This is a locked-room mystery à la Agatha Christie (e.g. Murder on the Orient Express, And Then There Were None).
Lo Blacklock, a travel journalist, is given a dream assignment aboard a luxury cruise ship. She thinks she hears a body being thrown overboard from the cabin next door to hers, but there is no evidence of an occupant in that cabin, though she encountered a woman there earlier. Her reliability as a witness is called into question for a number of reasons so Lo investigates on her own.
I found the book was heavy-handed in a number of ways. First of all, Lo’s unreliability as a witness is emphasized so much: she is suffering trauma after a recent home burglary, she suffers from anxiety attacks, she is sleep deprived, and she drinks excessively. Her heart is always thumping (12 references), or pounding (7 references) or beating hard/fast (9 references). She vomits three times. And she never speaks in her own voice: “I wanted it to sound like a command, but it came out like a plea” and “I tried for a laugh, but it came out sounding fake and shaky” and “It came out harsher and louder than I meant” and “It came out like the growl of an animal – not quite human” and “I didn’t mean it to sound the way it came out” and “My voice came out cracked and hoarse” and “I didn’t mean to sound quite so curt” and “I said at last, in a voice that didn’t seem to be mine” and “my voice low and hard and totally unlike my own” and “there was a note in my voice that sounded like a whining little child”! At least three times, she screams and doesn’t recognize that she is the one doing it!

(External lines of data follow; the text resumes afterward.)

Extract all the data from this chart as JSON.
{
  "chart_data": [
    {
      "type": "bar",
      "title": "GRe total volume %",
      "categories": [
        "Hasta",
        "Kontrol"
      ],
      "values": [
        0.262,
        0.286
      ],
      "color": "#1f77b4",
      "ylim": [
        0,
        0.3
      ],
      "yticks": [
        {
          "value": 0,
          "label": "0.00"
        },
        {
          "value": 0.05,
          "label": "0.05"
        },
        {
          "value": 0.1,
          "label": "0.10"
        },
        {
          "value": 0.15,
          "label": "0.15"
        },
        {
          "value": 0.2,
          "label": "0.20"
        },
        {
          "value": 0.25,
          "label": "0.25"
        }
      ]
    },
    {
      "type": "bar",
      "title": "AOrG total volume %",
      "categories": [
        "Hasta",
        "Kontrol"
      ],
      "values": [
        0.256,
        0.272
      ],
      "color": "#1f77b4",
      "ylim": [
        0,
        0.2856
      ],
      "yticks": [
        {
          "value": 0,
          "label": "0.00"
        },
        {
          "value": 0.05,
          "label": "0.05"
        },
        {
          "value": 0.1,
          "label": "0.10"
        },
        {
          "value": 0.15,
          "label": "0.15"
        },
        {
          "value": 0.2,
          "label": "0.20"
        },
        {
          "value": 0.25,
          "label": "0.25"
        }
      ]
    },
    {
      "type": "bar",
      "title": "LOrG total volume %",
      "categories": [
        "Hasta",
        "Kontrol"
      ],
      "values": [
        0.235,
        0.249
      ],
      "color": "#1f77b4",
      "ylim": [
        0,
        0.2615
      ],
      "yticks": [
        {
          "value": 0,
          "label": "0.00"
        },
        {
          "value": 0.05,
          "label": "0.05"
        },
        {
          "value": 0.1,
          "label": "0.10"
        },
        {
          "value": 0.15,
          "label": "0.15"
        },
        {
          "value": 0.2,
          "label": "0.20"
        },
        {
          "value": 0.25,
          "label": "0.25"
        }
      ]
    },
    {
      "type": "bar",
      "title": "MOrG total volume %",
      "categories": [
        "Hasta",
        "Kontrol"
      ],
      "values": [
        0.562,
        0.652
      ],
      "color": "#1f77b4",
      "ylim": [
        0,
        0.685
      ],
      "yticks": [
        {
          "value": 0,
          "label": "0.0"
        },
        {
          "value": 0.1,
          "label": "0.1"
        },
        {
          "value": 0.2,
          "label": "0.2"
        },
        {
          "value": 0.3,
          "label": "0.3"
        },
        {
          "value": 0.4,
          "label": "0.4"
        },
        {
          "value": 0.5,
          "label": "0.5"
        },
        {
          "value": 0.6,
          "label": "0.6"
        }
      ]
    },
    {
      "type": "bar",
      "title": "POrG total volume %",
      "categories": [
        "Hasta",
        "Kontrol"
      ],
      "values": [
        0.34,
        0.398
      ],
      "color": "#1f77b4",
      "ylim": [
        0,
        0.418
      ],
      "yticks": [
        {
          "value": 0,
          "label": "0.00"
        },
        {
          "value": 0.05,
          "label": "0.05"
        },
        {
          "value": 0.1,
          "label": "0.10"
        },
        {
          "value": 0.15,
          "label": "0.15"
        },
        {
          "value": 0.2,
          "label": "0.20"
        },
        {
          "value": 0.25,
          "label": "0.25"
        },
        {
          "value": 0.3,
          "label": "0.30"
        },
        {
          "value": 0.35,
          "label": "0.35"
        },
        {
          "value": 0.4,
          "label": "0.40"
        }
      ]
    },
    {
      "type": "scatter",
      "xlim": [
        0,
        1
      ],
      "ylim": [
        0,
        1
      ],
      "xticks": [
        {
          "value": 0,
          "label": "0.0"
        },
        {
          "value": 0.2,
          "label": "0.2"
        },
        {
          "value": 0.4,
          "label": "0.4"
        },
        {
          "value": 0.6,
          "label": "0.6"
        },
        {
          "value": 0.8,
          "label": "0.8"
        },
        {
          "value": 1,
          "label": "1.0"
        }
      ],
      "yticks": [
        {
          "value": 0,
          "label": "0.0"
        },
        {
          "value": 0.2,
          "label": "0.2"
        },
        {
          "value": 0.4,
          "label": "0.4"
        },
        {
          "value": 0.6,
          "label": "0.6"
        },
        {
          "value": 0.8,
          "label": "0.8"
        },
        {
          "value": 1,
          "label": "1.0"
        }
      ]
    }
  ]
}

Lo is irritating, rude, and shallow. For instance, she makes observations like, “There was a little knot in the far corner who looked like they could survive for several weeks off their fat reserves, if we were ever shipwrecked” and describes people as “sleek and rotund as a walrus” or “whippet-thin and wearing jewelery weighing more than she did”. At least a dozen times she refers to doing something stupid and even makes comments like “I groaned, at my own stupidity . . . ” and “groaning with my own stupidity” and “Stupid, stupid Lo” and “Stupid, stupid, stupid” and “I should have thought of that” and “How could I not have thought of it?” – comments with which the reader can only agree.
There are some other things that had me shaking my head in disbelief. An adult would pack her copy of Winnie-the-Pooh every time she travels: “Pooh has always been my comfort read, my go-to book in times of stress”? A journalist reads so little that a children’s book is the only one that gives her comfort?
The book supposedly has “surprising twists” but I found none. The ending is certainly not a shock and in some ways lacks logic. The murderer at the end takes some actions that match Lo’s in terms of stupidity.
I read the author’s In a Dark, Dark Wood and was disappointed. I wish I hadn’t given her a second chance.